D'un point de vue économique, l'étendue du pays ne permet pas de
considérer les fonctions de production comme uniformes et la
diversité des pratiques sociales et culturelles font qu'un choc
économique ou une mesure d'incitation ne produiront pas partout une
réponse similaire.
Le degré d'industrialisation et de développement est très
variable d'un Etat à l'autre. Le niveau de vie varie de un à
trois entre l'Etat le plus pauvre, le Bihar, et les Etats les plus riches,
Delhi, Goa, et le Penjab. La faible mobilité des personnes empêche
la compensation des écarts de croissance par le biais des mouvements
migratoires et contraint l'Etat à mettre en oeuvre une politique de
péréquation des ressources.
Ces conditions constituent une contrainte réelle dans la
détermination des politique économiques à l'échelle
nationale.
2. Succès et limites de la voie indienne du développement
La
" voie indienne " de développement a été
construite sur un modèle de croissance autocentré organisé
autour d'un vaste secteur public.
Depuis les années cinquante, le Plan fixe les priorités
économiques des pouvoirs publics et le budget de l'Union met en oeuvre
de nombreux mécanismes de subvention et d'incitation. Des orientations
précises sont données aux banques publiques et privées,
ces dernières étant tenues administrativement d'affecter une
fraction de leurs prêts aux secteurs de l'économie
déclarés prioritaires.

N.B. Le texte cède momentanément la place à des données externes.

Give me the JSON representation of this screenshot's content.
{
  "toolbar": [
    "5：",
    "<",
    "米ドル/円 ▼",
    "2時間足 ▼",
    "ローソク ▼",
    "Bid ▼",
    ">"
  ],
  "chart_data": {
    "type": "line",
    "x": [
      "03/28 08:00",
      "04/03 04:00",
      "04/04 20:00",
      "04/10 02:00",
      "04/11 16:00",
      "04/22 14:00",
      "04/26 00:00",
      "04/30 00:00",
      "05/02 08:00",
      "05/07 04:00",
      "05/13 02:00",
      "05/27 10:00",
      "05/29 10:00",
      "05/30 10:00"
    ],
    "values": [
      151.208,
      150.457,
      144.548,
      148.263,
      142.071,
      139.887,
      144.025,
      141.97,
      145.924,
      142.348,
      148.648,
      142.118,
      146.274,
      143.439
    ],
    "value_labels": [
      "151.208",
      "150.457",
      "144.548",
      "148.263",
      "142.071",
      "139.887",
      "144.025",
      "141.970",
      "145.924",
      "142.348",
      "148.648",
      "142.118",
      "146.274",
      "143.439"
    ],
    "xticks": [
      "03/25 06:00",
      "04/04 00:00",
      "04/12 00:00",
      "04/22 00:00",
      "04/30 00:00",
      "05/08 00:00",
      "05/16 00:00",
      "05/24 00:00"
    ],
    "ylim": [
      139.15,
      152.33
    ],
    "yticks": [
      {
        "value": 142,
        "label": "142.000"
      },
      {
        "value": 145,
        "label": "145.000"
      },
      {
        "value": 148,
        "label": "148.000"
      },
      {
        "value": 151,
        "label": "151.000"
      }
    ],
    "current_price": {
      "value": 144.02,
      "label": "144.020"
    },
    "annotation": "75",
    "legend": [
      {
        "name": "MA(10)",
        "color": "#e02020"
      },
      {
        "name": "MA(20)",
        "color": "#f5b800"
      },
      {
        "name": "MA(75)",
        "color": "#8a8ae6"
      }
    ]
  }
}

Les premiers plans quinquennaux ont
visé le développement d'une base de biens d'équipement
lourds qui devait conduire à la diversification des exportations dans le
domaine des biens manufacturés.
La réussite du " modèle asiatique " de
développement contraste avec la faiblesse des performances indiennes en
matière de croissance. Si l'on compare, par exemple, l'Inde et la
Corée du Sud, on constate que la stratégie de substitution aux
importations menées dans les deux pays ont produit des résultats
sensiblement différents. Le coût de la stratégie indienne
de substitution aux importations a été très
élevé car la méthode mise en oeuvre n'a pas permis
d'obtenir les résultats attendus, c'est-à-dire une
économie capable de transformer ses ressources en un large
éventail de produits. L'objectif était, en effet, de conforter
l'indépendance économique indienne, ce qui a conduit à
l'éviction partielle du commerce international par le biais d'une forte
discrimination à l'égard des exportations, conçues comme
le résidu de la production domestique, et les investissements
étrangers.
Une politique de substitution aux importations peut être conçue
comme un investissement en faveur d'une économie plus diversifiée
et flexible, mais elle implique toujours un coût pour l'économie
qui est fonction de la durée de son application et de l'importance des
distorsions qu'elle est susceptible de provoquer. Dès lors, la
levée finale des mesures de protection des industries constitue un
élément déterminant de cette stratégie,
particulièrement délicat à mettre en oeuvre
économiquement et politiquement.
En Inde, les protections tarifaires et le contrôle direct de
l'investissement ont éliminé la menace de la concurrence
extérieure, mais ont également réduit la
compétitivité des marchés et provoqué l'apparition
d'industries aux coûts élevés, au détriment de
l'agriculture. De plus, l'industrie indienne n'a pas
bénéficié de transferts de technologie dans la même
mesure que l'industrie coréenne et n'a pas été
incitée à optimiser ses modes de production. L'existence d'un
marché captif intérieur important n'a pas encouragé la
recherche de débouchés extérieurs, même après
la diminution de la discrimination à l'égard des exportations
dans les années quatre-vingt.
L'échec relatif de la stratégie indienne de substitution aux
importations montre l'importance déterminante du processus
politique : les politiques sélectives du crédit et de
subventions aux secteurs prioritaires ont souvent réussi en Corée
du sud car elles s'accompagnaient d'échéances précises, la
capacité d'affronter la concurrence étrangère sanctionnant
in fine
le processus de mise à niveau des industries nationales.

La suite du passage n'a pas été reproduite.